400.4
Imagining Different Ways of Working with Young People – the Utility of Utopian Dreams

Wednesday, 13 July 2016: 11:15
Location: Hörsaal 47 (Main Building)
Oral Presentation
Charlie COOPER, University of Hull, United Kingdom
A long-standing limitation in youth policy debates is the inability to conceptualise and dream differently possibilities for human wellbeing beyond what ‘should be’. Mainstream social policy thinking is largely limited to ‘tinkering’ with the system, influenced by normative thinking dictated by a particular morality. This inability to imagine a reconstituted society (‘utopia’) encapsulating human flourishing is addressed by Levitas (2013) who urges sociologists to take utopia studies seriously and as offering ‘a critical tool for exposing the limitations of current policy discourses … [promoting] genuinely holistic thinking about possible futures … The core of utopia is the desire for being otherwise, individually and collectively’ (Levitas 2013: xi).
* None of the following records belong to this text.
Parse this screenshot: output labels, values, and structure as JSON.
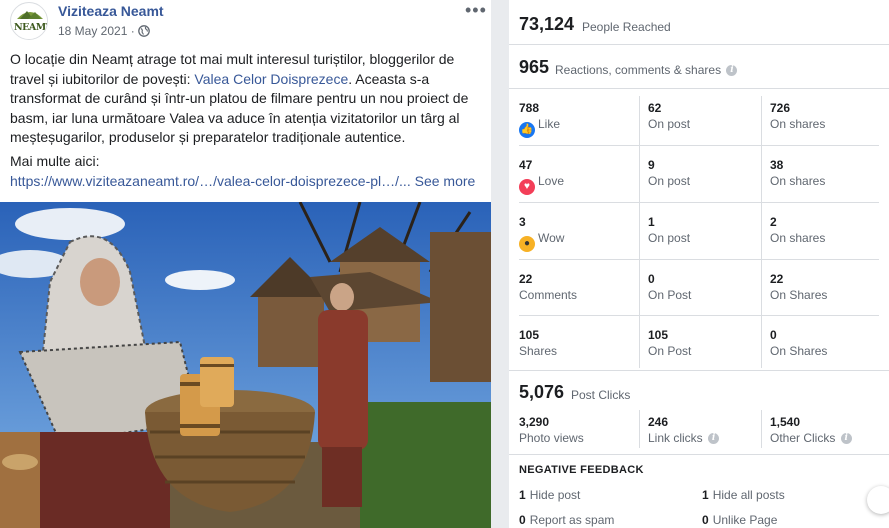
{
  "post": {
    "page_name": "Viziteaza Neamt",
    "date": "18 May 2021 ·",
    "avatar_text": "NEAMT",
    "text_before_link": "O locație din Neamț atrage tot mai mult interesul turiștilor, bloggerilor de travel și iubitorilor de povești: ",
    "text_link": "Valea Celor Doisprezece",
    "text_after_link": ". Aceasta s-a transformat de curând și într-un platou de filmare pentru un nou proiect de basm, iar luna următoare Valea va aduce în atenția vizitatorilor un târg al meșteșugarilor, produselor și preparatelor tradiționale autentice.",
    "more_label": "Mai multe aici:",
    "url": "https://www.viziteazaneamt.ro/…/valea-celor-doisprezece-pl…/...",
    "see_more": "See more"
  },
  "insights": {
    "reached_value": "73,124",
    "reached_label": "People Reached",
    "reactions_value": "965",
    "reactions_label": "Reactions, comments & shares",
    "rows": [
      {
        "total": "788",
        "total_label": "Like",
        "on_post": "62",
        "on_post_label": "On post",
        "on_shares": "726",
        "on_shares_label": "On shares"
      },
      {
        "total": "47",
        "total_label": "Love",
        "on_post": "9",
        "on_post_label": "On post",
        "on_shares": "38",
        "on_shares_label": "On shares"
      },
      {
        "total": "3",
        "total_label": "Wow",
        "on_post": "1",
        "on_post_label": "On post",
        "on_shares": "2",
        "on_shares_label": "On shares"
      },
      {
        "total": "22",
        "total_label": "Comments",
        "on_post": "0",
        "on_post_label": "On Post",
        "on_shares": "22",
        "on_shares_label": "On Shares"
      },
      {
        "total": "105",
        "total_label": "Shares",
        "on_post": "105",
        "on_post_label": "On Post",
        "on_shares": "0",
        "on_shares_label": "On Shares"
      }
    ],
    "clicks_value": "5,076",
    "clicks_label": "Post Clicks",
    "clicks": [
      {
        "value": "3,290",
        "label": "Photo views"
      },
      {
        "value": "246",
        "label": "Link clicks"
      },
      {
        "value": "1,540",
        "label": "Other Clicks"
      }
    ],
    "negative_title": "NEGATIVE FEEDBACK",
    "negative": [
      {
        "value": "1",
        "label": "Hide post"
      },
      {
        "value": "1",
        "label": "Hide all posts"
      },
      {
        "value": "0",
        "label": "Report as spam"
      },
      {
        "value": "0",
        "label": "Unlike Page"
      }
    ]
  },
  "colors": {
    "link": "#385898",
    "like": "#1877f2",
    "love": "#f33e58",
    "wow": "#f7b125"
  }
}
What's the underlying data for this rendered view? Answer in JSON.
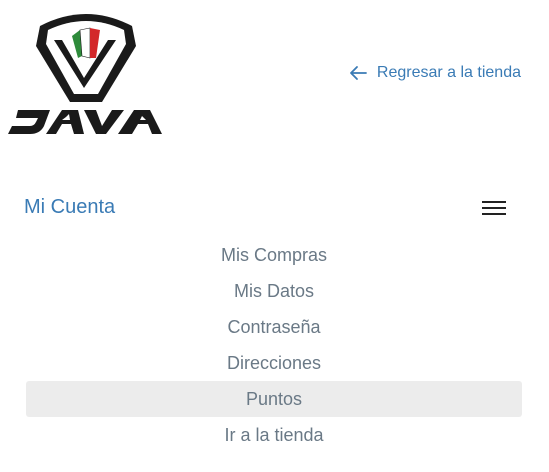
{
  "header": {
    "logo_icon": "java-shield-logo-icon",
    "logo_colors": [
      "#2e8b3b",
      "#ffffff",
      "#d3282a",
      "#1a1a1a"
    ],
    "back_icon": "arrow-left-icon",
    "back_label": "Regresar a la tienda"
  },
  "account": {
    "title": "Mi Cuenta",
    "menu_icon": "hamburger-menu-icon"
  },
  "nav": {
    "items": [
      {
        "label": "Mis Compras"
      },
      {
        "label": "Mis Datos"
      },
      {
        "label": "Contraseña"
      },
      {
        "label": "Direcciones"
      },
      {
        "label": "Puntos"
      },
      {
        "label": "Ir a la tienda"
      }
    ],
    "active_index": 4
  },
  "colors": {
    "link": "#3a7bb5",
    "nav_text": "#6a7986",
    "active_bg": "#ececec"
  }
}
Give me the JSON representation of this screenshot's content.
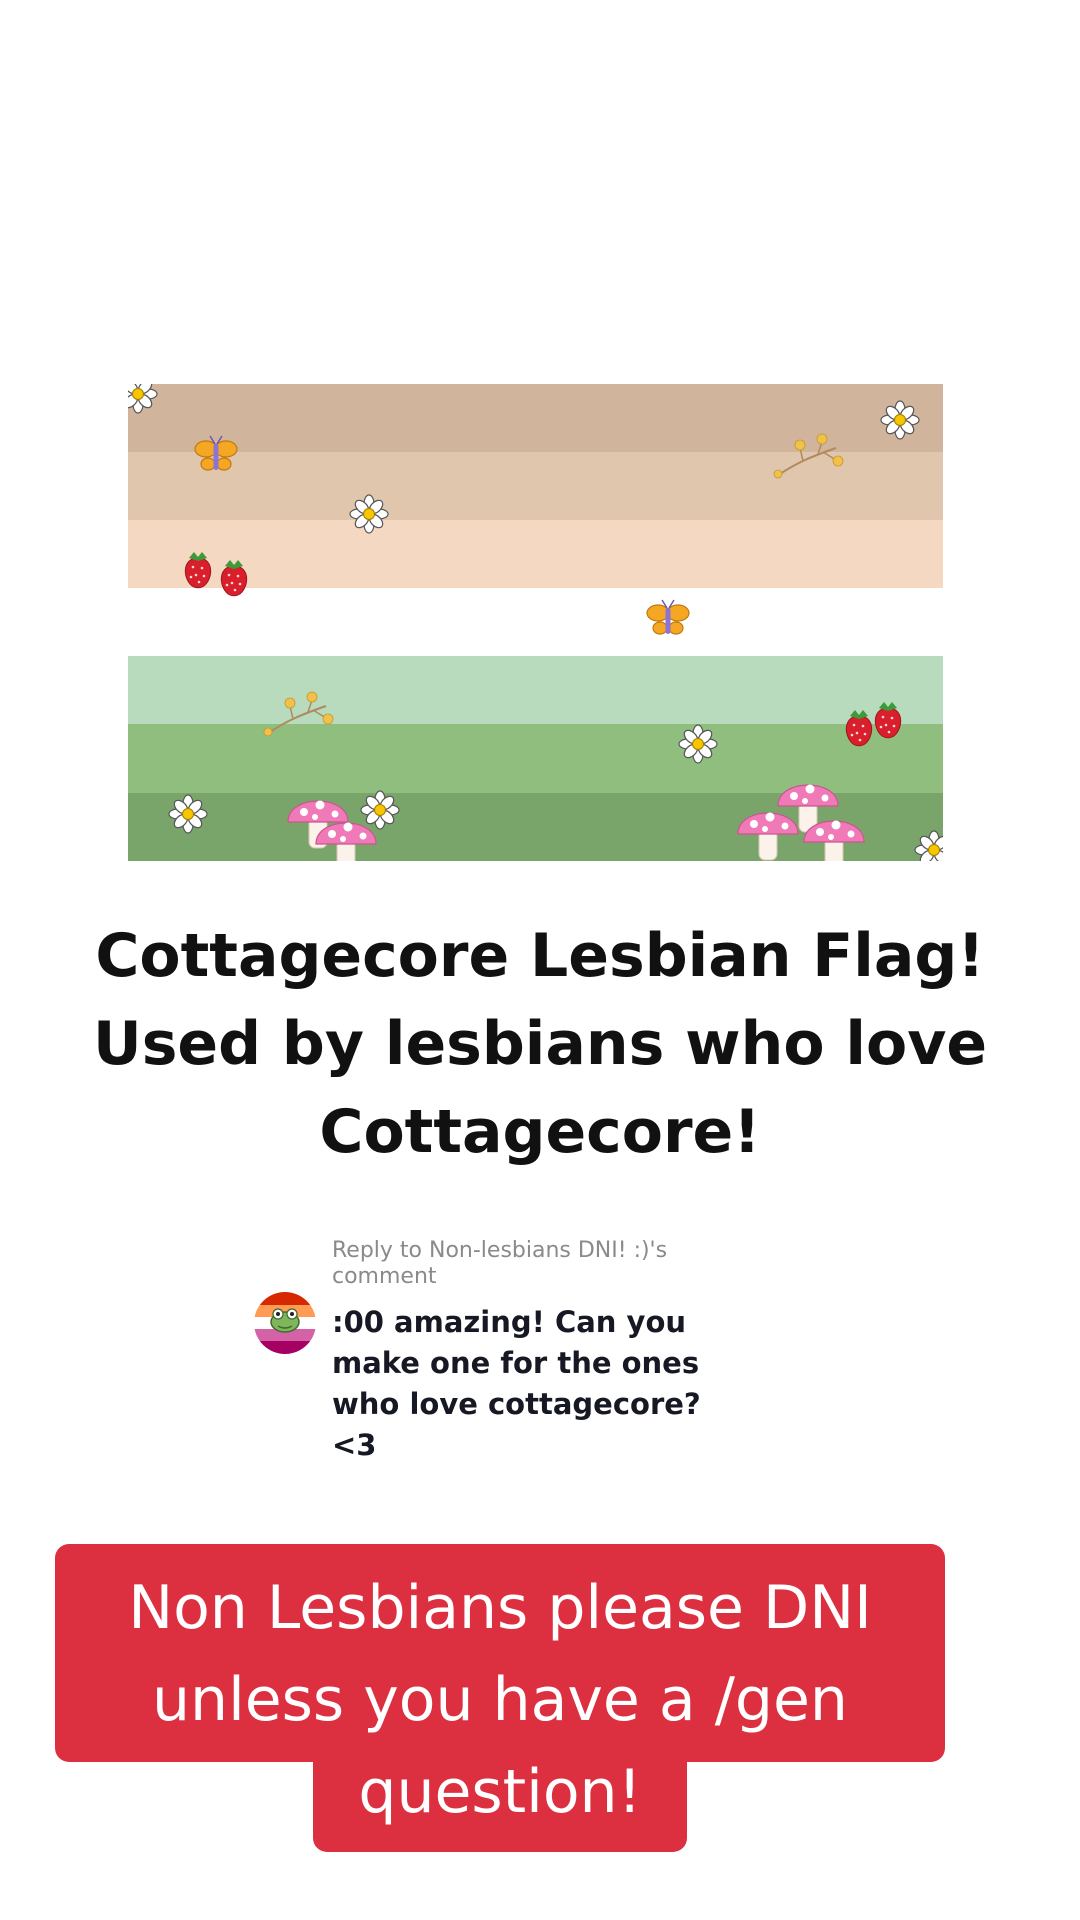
{
  "flag": {
    "stripe_colors": [
      "#d0b49b",
      "#e0c6ad",
      "#f5d8c2",
      "#ffffff",
      "#b7dbbc",
      "#8fbe7f",
      "#7aa56a"
    ],
    "decorations": [
      "daisy",
      "butterfly",
      "strawberry",
      "flower-sprig",
      "mushroom"
    ]
  },
  "headline": {
    "line1": "Cottagecore Lesbian Flag!",
    "line2": "Used by lesbians who love",
    "line3": "Cottagecore!"
  },
  "comment": {
    "reply_to_line1": "Reply to Non-lesbians DNI! :)'s",
    "reply_to_line2": "comment",
    "text_line1": ":00 amazing! Can you",
    "text_line2": "make one for the ones",
    "text_line3": "who love cottagecore?",
    "text_line4": "<3",
    "avatar_colors": [
      "#d62900",
      "#ff9b55",
      "#ffffff",
      "#d462a6",
      "#a50062"
    ]
  },
  "caption": {
    "line1": "Non Lesbians please DNI",
    "line2": "unless you have a /gen",
    "line3": "question!",
    "background_color": "#dc3040"
  }
}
Levitas’ call informs the substance of this paper. It utilises William Morris’ News from Nowhere, written in 1890, to illustrate the potential of utopia as a social science method that offers a heuristic device to encourage us to desire something better. ‘[W]e should understand it as the catalyst of a process, in which the reader is an active agent, of disrupting the normative and conceptual frameworks of mundane experience’ (Levitas 2013: 113).

The diverse experience of an ISA audience offers an opportunity to facilitate dialogue to explore the possibilities of dreaming different ways of working with young people  – beyond the current neoliberal system to what ‘could be’. It is clear from the current literature, and today’s difficult economic and social context, that this is an area both ripe and vital for exploration.

References

Levitas, R. (2013) Utopia as Method - The Imaginary Reconstitution of Society, Basingstoke: Palgrave Macmillan.

Morris, W. (2004) News from Nowhere and Other Writings, London: Penguin.